Christian theology says bread represents the body of Christ, but a church in south India is being more specific.
A partially burnt chapati, cooked by a member of the congregation at Bangalore's Renewal Retreat Centre, has been put on public display because it is thought to resemble Jesus' face. Hundreds of people flocked to the church over the weekend to pray and genuflect before the chapati, which is preserved in a glass case.
The divine visage, complete with long hair and a flowing beard, was spotted by Sheela Anthony after staring hard at a chapati which she baked last week as lunch for her children, who rejected it because they said it was singed.
"For a moment the burnt part of chapati looked like Christ," she said. "I couldn't believe my eyes and kept looking at it. With a lot of hesitation, I showed it to my daughters and neighbours, who confirmed that it was indeed Jesus."
It was enough to convince Father Jacob George, one of the clerics at the church, who said he was sure a miracle had occurred. Bibin Joy, a 19-year-old local student was also convinced. "It is all very much true," he said. "When I first saw it two days ago, I saw the image of Christ, but now I think it may be Mother Mary."
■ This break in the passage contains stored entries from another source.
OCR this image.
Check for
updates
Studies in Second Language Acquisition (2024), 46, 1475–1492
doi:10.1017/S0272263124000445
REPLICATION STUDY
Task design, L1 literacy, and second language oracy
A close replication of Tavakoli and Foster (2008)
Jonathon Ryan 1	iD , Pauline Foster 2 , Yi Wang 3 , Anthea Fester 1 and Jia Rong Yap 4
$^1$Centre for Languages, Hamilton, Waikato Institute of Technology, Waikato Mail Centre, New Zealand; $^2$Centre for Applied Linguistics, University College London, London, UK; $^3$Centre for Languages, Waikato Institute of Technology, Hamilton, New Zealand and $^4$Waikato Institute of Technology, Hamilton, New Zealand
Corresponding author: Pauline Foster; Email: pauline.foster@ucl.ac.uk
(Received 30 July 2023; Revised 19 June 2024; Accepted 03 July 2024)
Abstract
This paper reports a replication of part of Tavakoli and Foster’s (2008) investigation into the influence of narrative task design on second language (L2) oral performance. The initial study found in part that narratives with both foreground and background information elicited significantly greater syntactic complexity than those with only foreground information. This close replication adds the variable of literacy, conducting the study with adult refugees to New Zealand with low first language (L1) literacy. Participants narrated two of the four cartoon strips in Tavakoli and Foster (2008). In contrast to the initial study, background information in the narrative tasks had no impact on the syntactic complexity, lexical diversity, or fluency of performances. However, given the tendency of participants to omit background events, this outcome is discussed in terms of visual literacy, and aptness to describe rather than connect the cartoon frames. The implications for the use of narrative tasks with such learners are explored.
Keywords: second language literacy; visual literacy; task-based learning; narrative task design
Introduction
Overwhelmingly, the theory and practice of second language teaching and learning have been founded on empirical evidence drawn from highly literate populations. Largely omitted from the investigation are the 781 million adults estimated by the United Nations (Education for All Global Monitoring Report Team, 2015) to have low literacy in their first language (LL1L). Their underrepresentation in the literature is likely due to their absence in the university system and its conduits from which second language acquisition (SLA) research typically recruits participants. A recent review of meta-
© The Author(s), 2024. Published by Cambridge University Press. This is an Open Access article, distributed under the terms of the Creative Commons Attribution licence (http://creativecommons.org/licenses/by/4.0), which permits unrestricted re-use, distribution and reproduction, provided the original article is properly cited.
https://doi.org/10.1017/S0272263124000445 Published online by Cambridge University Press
India usually takes a keen interest in such stories, not least because Hindu "Godmen" are prolific miracle-workers. But so far the press has paid scant attention to the divine chapati, forgoing the chance to indulge its passion for puns – "Father, Son and Holy Toast", "Bread of Heaven" and so on. The only newspaper to display any excitement was The Times of India. Its headline was plain-spoken: "Jesus, it's a chapati!"